La vi dejar la toalla a un lado y meterse lentamente en la bañera. El agua se agitó, la espuma subió un poco más, y su pierna rozó la mía apenas se acomodó frente a mí. Llevaba puesta esa tanga violeta diminuta que ya había visto en su valija, apenas un hilito hundido en su piel mojada.

—¿En serio viniste con eso a un congreso? —le dije, tentado de la risa.

—Jajaja, sos un atrevido… —me respondió, hundiéndose un poco más—. Son cómodas, ¿sabés? Parece que no tuvieras nada puesto.

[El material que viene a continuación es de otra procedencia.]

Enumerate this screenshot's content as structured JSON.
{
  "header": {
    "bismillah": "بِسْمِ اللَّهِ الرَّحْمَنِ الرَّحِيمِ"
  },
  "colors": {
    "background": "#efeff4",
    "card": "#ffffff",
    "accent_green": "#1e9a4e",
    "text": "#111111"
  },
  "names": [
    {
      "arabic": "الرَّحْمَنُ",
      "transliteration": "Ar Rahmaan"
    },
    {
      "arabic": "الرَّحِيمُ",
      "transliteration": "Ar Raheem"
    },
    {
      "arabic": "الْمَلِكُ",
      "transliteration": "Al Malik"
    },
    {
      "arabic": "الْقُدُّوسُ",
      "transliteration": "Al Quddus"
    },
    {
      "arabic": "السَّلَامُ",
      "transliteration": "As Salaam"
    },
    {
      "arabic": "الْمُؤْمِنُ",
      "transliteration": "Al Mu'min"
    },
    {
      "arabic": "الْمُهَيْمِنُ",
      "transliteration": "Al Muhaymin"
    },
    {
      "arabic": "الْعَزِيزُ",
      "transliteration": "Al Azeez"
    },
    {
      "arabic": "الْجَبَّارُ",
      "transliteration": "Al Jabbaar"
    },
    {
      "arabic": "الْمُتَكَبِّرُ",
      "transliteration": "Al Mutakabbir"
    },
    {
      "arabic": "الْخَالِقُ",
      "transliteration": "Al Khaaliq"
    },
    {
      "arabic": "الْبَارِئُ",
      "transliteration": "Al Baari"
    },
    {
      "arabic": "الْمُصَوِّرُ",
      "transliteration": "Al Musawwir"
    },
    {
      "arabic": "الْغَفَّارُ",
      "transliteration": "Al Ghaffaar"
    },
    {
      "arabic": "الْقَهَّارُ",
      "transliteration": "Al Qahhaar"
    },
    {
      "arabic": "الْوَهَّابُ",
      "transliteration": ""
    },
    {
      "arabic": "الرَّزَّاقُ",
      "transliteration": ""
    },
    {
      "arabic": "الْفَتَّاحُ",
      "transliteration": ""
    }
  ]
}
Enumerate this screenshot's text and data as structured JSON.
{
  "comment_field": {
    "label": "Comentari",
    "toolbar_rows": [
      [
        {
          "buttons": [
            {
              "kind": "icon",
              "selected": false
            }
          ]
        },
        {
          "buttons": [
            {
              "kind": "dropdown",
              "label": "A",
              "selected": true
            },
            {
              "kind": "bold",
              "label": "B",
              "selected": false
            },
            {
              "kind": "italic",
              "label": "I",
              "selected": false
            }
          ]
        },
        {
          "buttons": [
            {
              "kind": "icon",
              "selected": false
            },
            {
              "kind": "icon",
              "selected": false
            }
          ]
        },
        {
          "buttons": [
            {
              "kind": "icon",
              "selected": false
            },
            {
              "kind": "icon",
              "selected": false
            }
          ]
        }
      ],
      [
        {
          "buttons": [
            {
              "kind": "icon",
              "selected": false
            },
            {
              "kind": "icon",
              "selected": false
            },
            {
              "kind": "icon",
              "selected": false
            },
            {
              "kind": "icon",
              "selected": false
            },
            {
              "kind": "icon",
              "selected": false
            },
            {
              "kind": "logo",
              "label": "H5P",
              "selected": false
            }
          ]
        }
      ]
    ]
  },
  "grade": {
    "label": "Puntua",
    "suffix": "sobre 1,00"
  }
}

Yo ya sentía mi pija latir bajo el agua, dura, rozando la espuma. Ella notó cómo me movía incómodo y, sin decir nada, apoyó su pierna contra la mía, dejándola ahí, firme, como si quisiera comprobar algo.

El silencio pesaba. Solo se escuchaba el ruido del agua, las burbujas explotando y nuestras respiraciones cada vez más profundas.

Me acerqué un poco más, mi rodilla tocó la suya, y ella no se movió.
—Esto no lo podemos estar haciendo… —dije casi en un susurro, con la voz quebrada.

Ella me miró fijo, mordiendo el labio, y contestó bajito:
—Shhh… no digas nada.

La tensión era insoportable, cada roce era un incendio. Yo ya sabía que, después de esa noche, nada iba a ser igual.